DEGREES FOR EVERYONE
Twenty years ago Bob Jones published a book called Degrees for Everyone. The book is a biting satire of universities, where all ideas have equal merit. One department decides cannibalism is a valid cultural practice that’s not for them to judge, and get eaten for their misjudgement.
At the time it was entertainment, not something to worry about. New Zealand universities were proudly melting pots of ideas. Campuses were fun, student magazines competed to shock with their exercise of free speech. The people who went on endlessly about Israel and Palestine were a bit annoying but also just weirdos.
We’re not aware of any cannibalism on campus, but it’s starting to feel like Jones had a point. Victoria University cancelling a free speech event goes beyond satire. The University Vice Chancellor had decided to host a debate about free speech with three university academics, a fourth from the New Zealand Initiative, and a fifth speaker from the Free Speech Union.
This was too much for students, according to a student politician who is quoted saying students “freaked out” when they heard there might be “right wing voices” on campus.
The student politician goes on to say they’re happy the event was postponed and reformatted. “That’s 100% the right thing to do in this scenario, when you make a mistake, to say actually we realise we made a mistake and we’re going to try and fix it.” Unfortunately no journalist we know of has asked what the “mistake” was.
The only hint is a further quote about the event being rescheduled. “Hopefully, those conversations will mean that the event is inclusive and doesn't make people feel unsafe in any way.” So you can’t have an event if it might make anyone feel “unsafe,” in any way. If anyone’s confused at this point, there is no physical danger; (quite expert) people were planning to talk, at a university, that’s all.
At this point you have to spare a thought for young person with “right wing views.” What sort of action is justified to protect your safety against someone else’s ideas? This crazy cancellation is one event the rest of New Zealand sees, we suspect they live every day in this madcap oppressive environment where student leaders say their beliefs are a threat to others’ “safety.”
Adding to the satire, the student politician goes on Tim Beveridge’s Weekend Collective. The best we can say is that Beveridge deserves a bouquet for the careful way he handled the young person. They spun for a harrowing eleven minutes and left in a suffocating cocoon of their own contradictions. Then, it got better.
Victoria University Vice Chancellor Nic Smith phones in to Beveridge’s show as an unscheduled guest. Beveridge tries to squeeze him in before the news. Smith cuts a figure of an embattled leader hemmed in by the forces of cocooned, irrational, and mad students. In plaintive cri de coeur he said he wanted to say he agreed with free speech. Good on him but, as the leader of a major organization who’s paid many hundreds of thousands of dollars, he left the audience no wiser about what he was going to do, or why he couldn’t, or wouldn’t, tell the students that if they weren’t ready to hear different ideas they might not be ready for university after all. No clearer post-interview.

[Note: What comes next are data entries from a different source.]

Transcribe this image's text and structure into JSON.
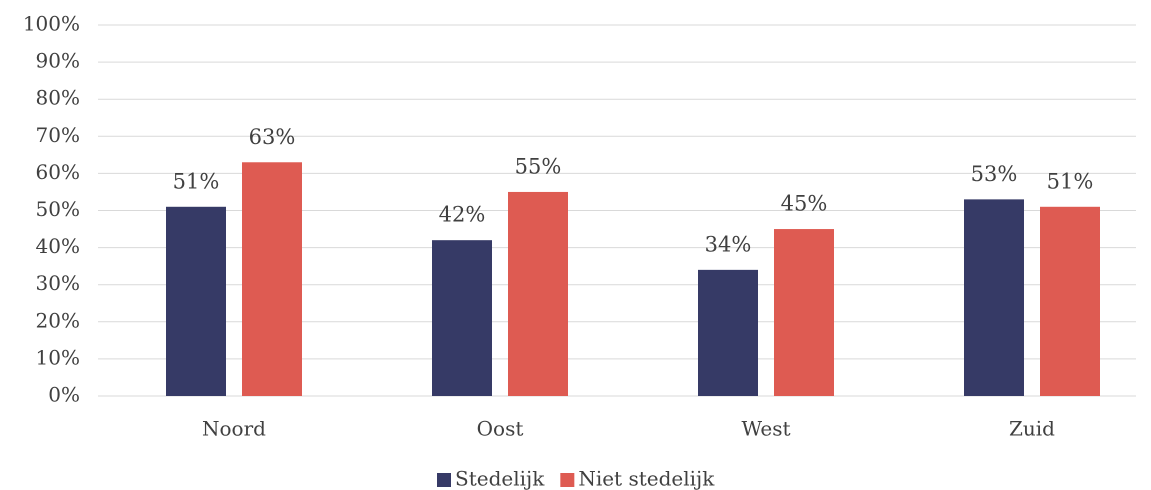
{
  "chart_data": {
    "type": "bar",
    "categories": [
      "Noord",
      "Oost",
      "West",
      "Zuid"
    ],
    "series": [
      {
        "name": "Stedelijk",
        "color": "#363a66",
        "values": [
          51,
          42,
          34,
          53
        ],
        "value_labels": [
          "51%",
          "42%",
          "34%",
          "53%"
        ]
      },
      {
        "name": "Niet stedelijk",
        "color": "#de5b52",
        "values": [
          63,
          55,
          45,
          51
        ],
        "value_labels": [
          "63%",
          "55%",
          "45%",
          "51%"
        ]
      }
    ],
    "ylim": [
      0,
      100
    ],
    "yticks": [
      {
        "value": 0,
        "label": "0%"
      },
      {
        "value": 10,
        "label": "10%"
      },
      {
        "value": 20,
        "label": "20%"
      },
      {
        "value": 30,
        "label": "30%"
      },
      {
        "value": 40,
        "label": "40%"
      },
      {
        "value": 50,
        "label": "50%"
      },
      {
        "value": 60,
        "label": "60%"
      },
      {
        "value": 70,
        "label": "70%"
      },
      {
        "value": 80,
        "label": "80%"
      },
      {
        "value": 90,
        "label": "90%"
      },
      {
        "value": 100,
        "label": "100%"
      }
    ],
    "grid": true,
    "legend": "bottom"
  }
}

Where to from here? The taxpayer cannot continue to shell out tens of thousands of dollars per year per student so they can actively avoid being exposed to new ideas. But where to start? Many of the lecturers were themselves students only a decade ago, so the culture is rapidly reinforcing itself.
Some will say, who cares about universities, let’s get back to focusing on the real people. The problem is campus culture spills through into the workplace, the rest of the education system, the public service, the judiciary, and so on. Campus culture is the future of our culture, so while you’re paying the tab you might as well have a say.
That is exactly why ACT’s coalition agreement with National and New Zealand First contains the following commitment: Amend the Education Act so that tertiary institutions receiving taxpayer money must have a free speech policy.
It’s a commitment that can’t come soon enough. We don’t want to prove Bob Jones right by western culture eating itself from the inside out.